A complex network is a graph with topological features such as scale-free properties, existence of communities, hubs, and so on that is used to model real systems, for example, technological (Web, Internet, power grid, online social networks) networks, biological networks (gene, protein), social networks [23]. The analysis of online social networks (OSNs) such as Facebook, Twitter, Instagram has received significant attention because all these networks store and process colossal volumes of data, mainly in the form of pair-wise interactions, thus giving birth to networks, i.e., graphs which record persons’ interactions whose analysis and mining offers both operational and business advantages to the OSN owner.

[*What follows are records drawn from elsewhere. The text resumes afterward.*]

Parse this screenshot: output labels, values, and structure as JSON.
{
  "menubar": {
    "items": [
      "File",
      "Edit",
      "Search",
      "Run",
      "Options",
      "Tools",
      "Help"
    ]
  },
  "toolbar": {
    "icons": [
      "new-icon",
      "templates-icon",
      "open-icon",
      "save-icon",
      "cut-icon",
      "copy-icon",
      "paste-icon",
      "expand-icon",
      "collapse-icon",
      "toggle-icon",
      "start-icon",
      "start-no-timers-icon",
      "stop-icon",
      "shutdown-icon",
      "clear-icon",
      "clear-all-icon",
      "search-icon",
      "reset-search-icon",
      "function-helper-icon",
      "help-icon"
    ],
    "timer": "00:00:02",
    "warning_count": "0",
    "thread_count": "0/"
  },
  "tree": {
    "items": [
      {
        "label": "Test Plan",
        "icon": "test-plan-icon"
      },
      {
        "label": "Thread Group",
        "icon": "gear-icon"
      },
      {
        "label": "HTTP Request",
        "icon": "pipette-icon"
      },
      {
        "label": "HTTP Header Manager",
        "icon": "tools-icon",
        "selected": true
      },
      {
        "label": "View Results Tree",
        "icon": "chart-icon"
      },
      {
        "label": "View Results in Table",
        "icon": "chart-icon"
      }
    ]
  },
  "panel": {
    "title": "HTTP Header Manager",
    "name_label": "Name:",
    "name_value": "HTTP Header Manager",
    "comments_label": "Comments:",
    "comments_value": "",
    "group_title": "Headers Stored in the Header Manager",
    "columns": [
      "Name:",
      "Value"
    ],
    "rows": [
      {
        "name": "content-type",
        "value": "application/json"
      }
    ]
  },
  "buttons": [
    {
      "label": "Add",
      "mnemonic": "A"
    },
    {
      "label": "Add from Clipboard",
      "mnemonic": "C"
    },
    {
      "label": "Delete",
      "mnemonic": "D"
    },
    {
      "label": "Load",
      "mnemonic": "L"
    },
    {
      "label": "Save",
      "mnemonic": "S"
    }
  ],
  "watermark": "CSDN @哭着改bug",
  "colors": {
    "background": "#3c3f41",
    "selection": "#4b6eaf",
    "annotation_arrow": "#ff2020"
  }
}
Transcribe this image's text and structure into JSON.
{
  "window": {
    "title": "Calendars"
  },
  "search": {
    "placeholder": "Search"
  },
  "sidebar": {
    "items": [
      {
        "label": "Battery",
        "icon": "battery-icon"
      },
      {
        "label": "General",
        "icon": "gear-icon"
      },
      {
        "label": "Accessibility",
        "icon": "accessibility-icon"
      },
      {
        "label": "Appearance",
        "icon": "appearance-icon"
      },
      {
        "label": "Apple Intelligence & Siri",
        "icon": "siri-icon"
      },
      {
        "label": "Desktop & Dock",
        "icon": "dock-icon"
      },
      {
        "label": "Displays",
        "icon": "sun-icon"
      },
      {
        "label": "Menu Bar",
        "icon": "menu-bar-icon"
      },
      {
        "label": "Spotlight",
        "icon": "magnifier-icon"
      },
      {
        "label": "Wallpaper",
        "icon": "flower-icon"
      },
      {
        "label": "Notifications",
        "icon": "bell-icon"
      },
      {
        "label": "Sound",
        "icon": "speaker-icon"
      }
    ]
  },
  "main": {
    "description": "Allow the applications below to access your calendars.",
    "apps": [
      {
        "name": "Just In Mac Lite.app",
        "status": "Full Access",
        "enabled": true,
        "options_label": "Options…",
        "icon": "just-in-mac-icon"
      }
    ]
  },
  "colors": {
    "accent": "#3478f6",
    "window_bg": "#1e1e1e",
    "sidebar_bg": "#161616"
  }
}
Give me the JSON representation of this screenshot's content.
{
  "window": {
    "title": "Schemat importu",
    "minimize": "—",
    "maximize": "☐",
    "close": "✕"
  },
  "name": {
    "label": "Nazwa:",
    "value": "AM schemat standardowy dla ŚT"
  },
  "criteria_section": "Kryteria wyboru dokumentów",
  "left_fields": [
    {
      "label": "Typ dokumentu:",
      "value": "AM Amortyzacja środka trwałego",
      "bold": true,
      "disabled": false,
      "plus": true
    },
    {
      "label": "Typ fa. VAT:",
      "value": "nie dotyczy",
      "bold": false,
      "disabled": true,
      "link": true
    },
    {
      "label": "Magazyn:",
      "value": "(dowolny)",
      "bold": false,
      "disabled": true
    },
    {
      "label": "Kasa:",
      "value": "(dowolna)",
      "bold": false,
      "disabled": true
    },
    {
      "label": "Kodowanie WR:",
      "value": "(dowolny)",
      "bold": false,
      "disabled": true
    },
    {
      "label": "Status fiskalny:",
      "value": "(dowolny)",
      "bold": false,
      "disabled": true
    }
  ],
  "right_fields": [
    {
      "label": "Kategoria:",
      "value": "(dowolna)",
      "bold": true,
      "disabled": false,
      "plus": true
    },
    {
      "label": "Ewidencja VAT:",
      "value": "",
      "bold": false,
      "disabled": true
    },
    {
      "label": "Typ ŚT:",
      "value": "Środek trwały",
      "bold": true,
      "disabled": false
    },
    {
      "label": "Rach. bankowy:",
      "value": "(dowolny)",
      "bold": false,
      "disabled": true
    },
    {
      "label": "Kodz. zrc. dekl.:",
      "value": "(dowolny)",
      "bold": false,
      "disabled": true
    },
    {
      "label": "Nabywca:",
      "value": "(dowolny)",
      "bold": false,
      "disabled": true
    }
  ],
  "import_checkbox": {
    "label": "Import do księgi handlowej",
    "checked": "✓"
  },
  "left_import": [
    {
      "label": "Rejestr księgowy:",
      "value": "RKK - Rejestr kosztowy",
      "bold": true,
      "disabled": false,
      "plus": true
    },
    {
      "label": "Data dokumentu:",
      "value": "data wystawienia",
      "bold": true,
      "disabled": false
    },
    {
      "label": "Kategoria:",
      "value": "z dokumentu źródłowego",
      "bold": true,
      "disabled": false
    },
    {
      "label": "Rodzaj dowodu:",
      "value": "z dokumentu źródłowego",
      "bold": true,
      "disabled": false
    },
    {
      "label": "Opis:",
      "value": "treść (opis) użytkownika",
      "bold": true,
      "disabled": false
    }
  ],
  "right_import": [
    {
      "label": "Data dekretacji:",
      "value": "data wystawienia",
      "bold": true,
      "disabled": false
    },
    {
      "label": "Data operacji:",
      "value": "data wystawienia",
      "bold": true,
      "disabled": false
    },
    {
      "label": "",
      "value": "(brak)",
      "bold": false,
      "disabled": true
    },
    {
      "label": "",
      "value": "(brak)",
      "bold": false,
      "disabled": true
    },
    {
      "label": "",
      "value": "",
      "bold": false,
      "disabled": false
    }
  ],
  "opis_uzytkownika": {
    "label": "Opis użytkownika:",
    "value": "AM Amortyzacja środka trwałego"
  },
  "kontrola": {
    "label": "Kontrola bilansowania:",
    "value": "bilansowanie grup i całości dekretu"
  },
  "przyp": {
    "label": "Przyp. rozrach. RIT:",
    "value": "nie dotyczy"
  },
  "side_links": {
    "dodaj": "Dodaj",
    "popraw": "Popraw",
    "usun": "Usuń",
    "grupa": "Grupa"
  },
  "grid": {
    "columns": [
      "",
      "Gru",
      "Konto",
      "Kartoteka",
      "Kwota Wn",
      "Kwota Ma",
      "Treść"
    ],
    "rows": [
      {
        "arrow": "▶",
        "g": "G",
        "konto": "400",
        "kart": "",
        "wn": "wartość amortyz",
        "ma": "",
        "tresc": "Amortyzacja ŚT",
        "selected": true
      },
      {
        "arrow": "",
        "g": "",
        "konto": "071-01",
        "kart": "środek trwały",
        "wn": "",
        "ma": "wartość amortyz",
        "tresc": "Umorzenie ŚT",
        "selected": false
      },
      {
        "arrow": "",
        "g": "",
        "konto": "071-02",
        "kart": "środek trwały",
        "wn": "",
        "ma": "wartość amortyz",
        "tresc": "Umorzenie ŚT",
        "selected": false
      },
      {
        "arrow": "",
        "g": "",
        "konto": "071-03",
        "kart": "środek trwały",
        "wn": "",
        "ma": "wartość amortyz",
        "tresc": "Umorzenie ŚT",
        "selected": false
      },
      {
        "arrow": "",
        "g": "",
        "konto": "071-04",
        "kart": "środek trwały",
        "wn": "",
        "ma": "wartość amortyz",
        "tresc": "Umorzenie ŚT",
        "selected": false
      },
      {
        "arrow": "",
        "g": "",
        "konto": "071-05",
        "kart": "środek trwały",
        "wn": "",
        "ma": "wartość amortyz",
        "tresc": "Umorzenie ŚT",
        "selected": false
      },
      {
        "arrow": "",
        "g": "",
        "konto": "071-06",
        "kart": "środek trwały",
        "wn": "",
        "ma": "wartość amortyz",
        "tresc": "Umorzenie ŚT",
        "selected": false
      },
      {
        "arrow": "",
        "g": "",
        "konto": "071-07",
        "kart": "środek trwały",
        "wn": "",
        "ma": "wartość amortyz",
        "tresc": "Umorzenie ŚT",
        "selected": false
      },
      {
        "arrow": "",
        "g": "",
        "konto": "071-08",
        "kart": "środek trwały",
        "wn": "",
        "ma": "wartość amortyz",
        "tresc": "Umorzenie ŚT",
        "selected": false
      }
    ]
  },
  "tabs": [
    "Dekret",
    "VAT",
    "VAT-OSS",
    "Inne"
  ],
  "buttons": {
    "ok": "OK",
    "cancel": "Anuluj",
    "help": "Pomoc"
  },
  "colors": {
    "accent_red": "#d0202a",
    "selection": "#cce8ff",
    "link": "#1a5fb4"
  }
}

Modern OSNs are comprised by millions of nodes and even billions of edges; therefore any algorithm for their analysis that relies on a single machine (centralized) - exploiting solely the machine’s main memory and/or its disk - is eventually doomed to fail due to lack of resources. Thus, the digitization of the aforementioned relationships produces a vast amount of collected data, i.e., big data [9] requiring extreme processing power that only distributed computing can offer. However, developing a distributed solution is a challenging task because it must deal sometimes with sequential processes. Some analysis algorithms based on distributed solutions that can run only on a small cluster of machines are still insufficient, since modern OSNs are maintained by Internet giants such as Google, LinkedIn and Facebook who own huge datacenters and operate clusters of several thousand machines. These clusters are usually programmed by data-parallel frameworks of the MapReduce type [4], a big data analytics platform. The Hadoop [29] middleware was designed to solve problems where the “same, repeated processing” had to be applied to peta-scale volumes of data. Hadoop’s initial design was based on magnetic disk’s characteristics, enforcing sequential read and write operations introducing its own distributed file system (HDFS - Hadoop Distributed File System) with blocks of large size. Recently with the advent of faster Solid State Drives (SSDs) research is emerging to test and possibly to exploit the potential of the new technologically advanced drive [11, 12, 21, 33]. The lack of seek overhead gives them a significant advantage with respect to Hard Disk Drives (HDDs) for workloads whose processing requires random access instead of sequential access.